*******Application deadline – Friday 29th June 2018*******
Background: Ecosystem services (ES; the goods humans get from nature) such as crop production, carbon capture and livestock grazing are produced by complex interactions among biological species, human activities and the abiotic environment. Primary data characterising ES are rare and the biological component is poorly understood. Thus, ES decision-making often centres on landcover-based assumptions, a methodology with little relevance to biological processes and high levels of uncertainty. This shortcoming impacts several sectors of UK industry (e.g. energy & utilities, engineering & manufacturing, energy & utilities, environment & agriculture, transport & logistics etc) who are required by both UK and EU law to conduct environmental impact assessments on new developments, including understanding the impact on ES.

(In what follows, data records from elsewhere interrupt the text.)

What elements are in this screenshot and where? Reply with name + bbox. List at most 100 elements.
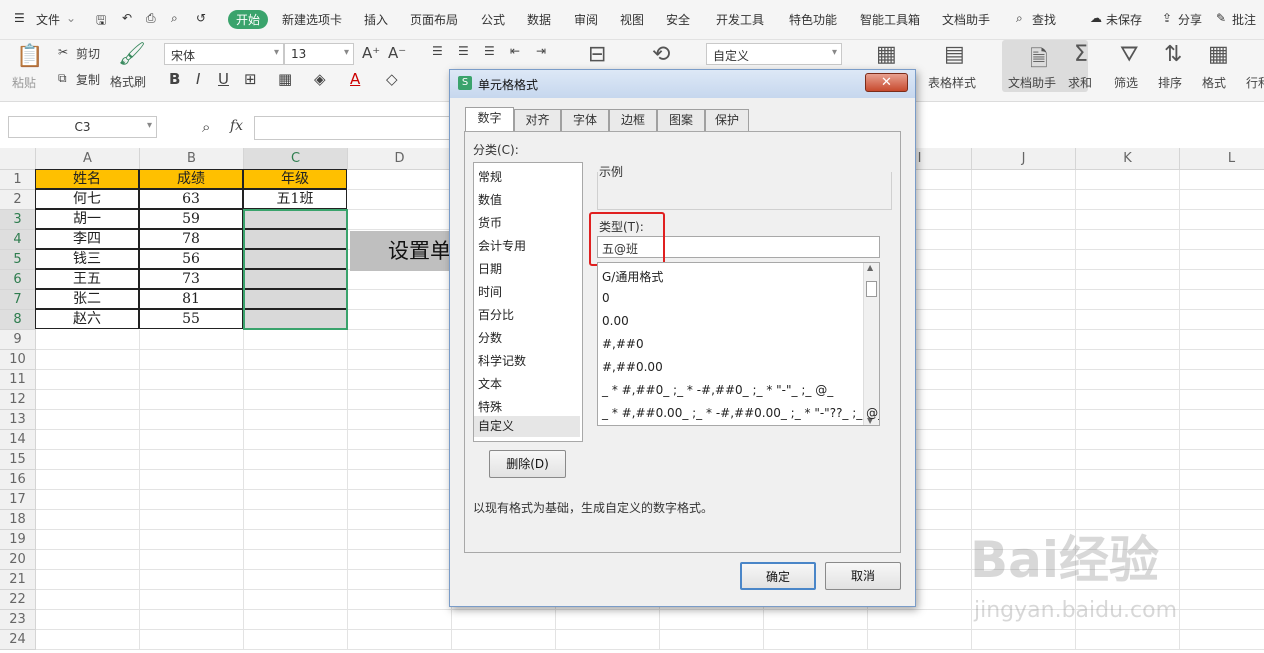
- cell[interactable]: [348, 290, 452, 310]
- row-header-7[interactable]: 7: [0, 290, 36, 310]
- row-header-3[interactable]: 3: [0, 210, 36, 230]
- category-item[interactable]: 百分比: [478, 306, 514, 323]
- font-size-select[interactable]: 13: [284, 43, 354, 65]
- category-item[interactable]: 时间: [478, 283, 502, 300]
- tab-review[interactable]: 审阅: [574, 11, 598, 28]
- cell[interactable]: [140, 630, 244, 650]
- cell[interactable]: [972, 350, 1076, 370]
- cell[interactable]: [36, 550, 140, 570]
- cell[interactable]: [36, 430, 140, 450]
- row-header-11[interactable]: 11: [0, 370, 36, 390]
- row-header-19[interactable]: 19: [0, 530, 36, 550]
- cell[interactable]: [972, 210, 1076, 230]
- cell[interactable]: [1076, 230, 1180, 250]
- bold-icon[interactable]: B: [169, 70, 180, 88]
- cell[interactable]: [972, 270, 1076, 290]
- row-header-18[interactable]: 18: [0, 510, 36, 530]
- cell[interactable]: [244, 510, 348, 530]
- undo-history-icon[interactable]: ↶: [122, 11, 132, 25]
- cell[interactable]: [764, 610, 868, 630]
- rowcol-button[interactable]: 行和: [1246, 74, 1264, 91]
- tab-data[interactable]: 数据: [527, 11, 551, 28]
- row-header-5[interactable]: 5: [0, 250, 36, 270]
- name-box[interactable]: C3: [8, 116, 157, 138]
- cell[interactable]: [36, 490, 140, 510]
- cell[interactable]: [36, 590, 140, 610]
- row-header-13[interactable]: 13: [0, 410, 36, 430]
- dialog-tab[interactable]: 字体: [561, 109, 609, 131]
- cell[interactable]: [36, 350, 140, 370]
- cell[interactable]: [140, 350, 244, 370]
- format-item[interactable]: 0.00: [602, 314, 629, 328]
- cell[interactable]: [348, 410, 452, 430]
- row-header-17[interactable]: 17: [0, 490, 36, 510]
- row-header-1[interactable]: 1: [0, 170, 36, 190]
- cell[interactable]: [36, 390, 140, 410]
- cell[interactable]: [140, 430, 244, 450]
- print-icon[interactable]: ⎙: [146, 11, 156, 26]
- cell[interactable]: [244, 630, 348, 650]
- merge-icon[interactable]: ⊟: [588, 42, 606, 67]
- cell[interactable]: [1180, 430, 1264, 450]
- unsaved-status[interactable]: 未保存: [1106, 11, 1142, 28]
- cell[interactable]: [556, 630, 660, 650]
- cell[interactable]: [348, 550, 452, 570]
- tab-home[interactable]: 开始: [228, 10, 269, 29]
- cell[interactable]: [972, 370, 1076, 390]
- file-menu[interactable]: 文件: [36, 11, 60, 28]
- cell[interactable]: [140, 590, 244, 610]
- table-cell[interactable]: 胡一: [35, 209, 139, 229]
- cell[interactable]: [1180, 350, 1264, 370]
- cell[interactable]: [348, 430, 452, 450]
- tab-features[interactable]: 特色功能: [789, 11, 837, 28]
- cell[interactable]: [36, 370, 140, 390]
- format-item[interactable]: 0: [602, 291, 610, 305]
- table-cell[interactable]: 钱三: [35, 249, 139, 269]
- category-item[interactable]: 自定义: [474, 416, 580, 437]
- indent-decrease-icon[interactable]: ⇤: [510, 44, 520, 58]
- row-header-24[interactable]: 24: [0, 630, 36, 650]
- cell[interactable]: [348, 190, 452, 210]
- category-item[interactable]: 会计专用: [478, 237, 526, 254]
- cell[interactable]: [244, 470, 348, 490]
- cell[interactable]: [1076, 330, 1180, 350]
- cell[interactable]: [348, 590, 452, 610]
- cell[interactable]: [972, 230, 1076, 250]
- table-cell[interactable]: [243, 309, 347, 329]
- cell[interactable]: [1180, 410, 1264, 430]
- cell[interactable]: [36, 450, 140, 470]
- cell[interactable]: [348, 170, 452, 190]
- sum-button[interactable]: 求和: [1068, 74, 1092, 91]
- cell[interactable]: [1076, 450, 1180, 470]
- row-header-15[interactable]: 15: [0, 450, 36, 470]
- row-header-4[interactable]: 4: [0, 230, 36, 250]
- tab-formula[interactable]: 公式: [481, 11, 505, 28]
- paste-button[interactable]: 粘贴: [12, 74, 36, 91]
- column-header-L[interactable]: L: [1180, 148, 1264, 170]
- cell[interactable]: [972, 430, 1076, 450]
- cell[interactable]: [1180, 370, 1264, 390]
- cell[interactable]: [660, 610, 764, 630]
- cut-icon[interactable]: ✂: [58, 45, 68, 59]
- cell[interactable]: [1180, 390, 1264, 410]
- table-cell[interactable]: 何七: [35, 189, 139, 209]
- cell[interactable]: [140, 410, 244, 430]
- cell[interactable]: [140, 530, 244, 550]
- format-item[interactable]: _ * #,##0.00_ ;_ * -#,##0.00_ ;_ * "-"??…: [602, 406, 879, 420]
- zoom-icon[interactable]: ⌕: [202, 118, 210, 136]
- format-list[interactable]: ▲ ▼ G/通用格式 0 0.00 #,##0 #,##0.00 _ * #,##0_ ;…: [597, 262, 880, 426]
- cell[interactable]: [1180, 290, 1264, 310]
- table-cell[interactable]: 73: [139, 269, 243, 289]
- category-item[interactable]: 特殊: [478, 398, 502, 415]
- format-button[interactable]: 格式: [1202, 74, 1226, 91]
- number-format-select[interactable]: 自定义: [706, 43, 842, 65]
- filter-icon[interactable]: ⛛: [1120, 42, 1138, 67]
- column-header-D[interactable]: D: [348, 148, 452, 170]
- fill-pattern-icon[interactable]: ▦: [278, 70, 292, 88]
- undo-icon[interactable]: ↺: [196, 11, 206, 25]
- cancel-button[interactable]: 取消: [825, 562, 901, 590]
- dialog-titlebar[interactable]: S 单元格格式 ✕: [450, 70, 915, 98]
- cell[interactable]: [1180, 210, 1264, 230]
- wrap-icon[interactable]: ⟲: [652, 42, 670, 67]
- cell[interactable]: [1076, 250, 1180, 270]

Aims & Objectives: Species4Services aims to quantify the relationships between species diversity and traits, and ES, providing a step-change in our understanding of how ES are derived from complex landscape-scale systems. We hypothesise that species characteristics provide a better proxy for ES than current landcover-based estimates. We will achieve our aim via the following objectives:
- Collate a pan-continental database of ES data
- Identify which indicator species can provide proxies for specific ES
- Identify which species traits can provide proxies for specific ES
- Contrast our new biologically-driven proxies against existing landcover-based estimates
Using ecological datasets, Species4Services will apply machine-learning techniques to identify novel relationships between ES production (e.g. biomass, grazing) and the species/traits from which these services ultimately derive. We will work closely with environmental consultancies to enhance capacity within two of the four Grand Challenges identified in the UK Industrial Strategy: clean growth (via improved environmental impact assessments), and artificial intelligence, machine-learning and the data-driven economy.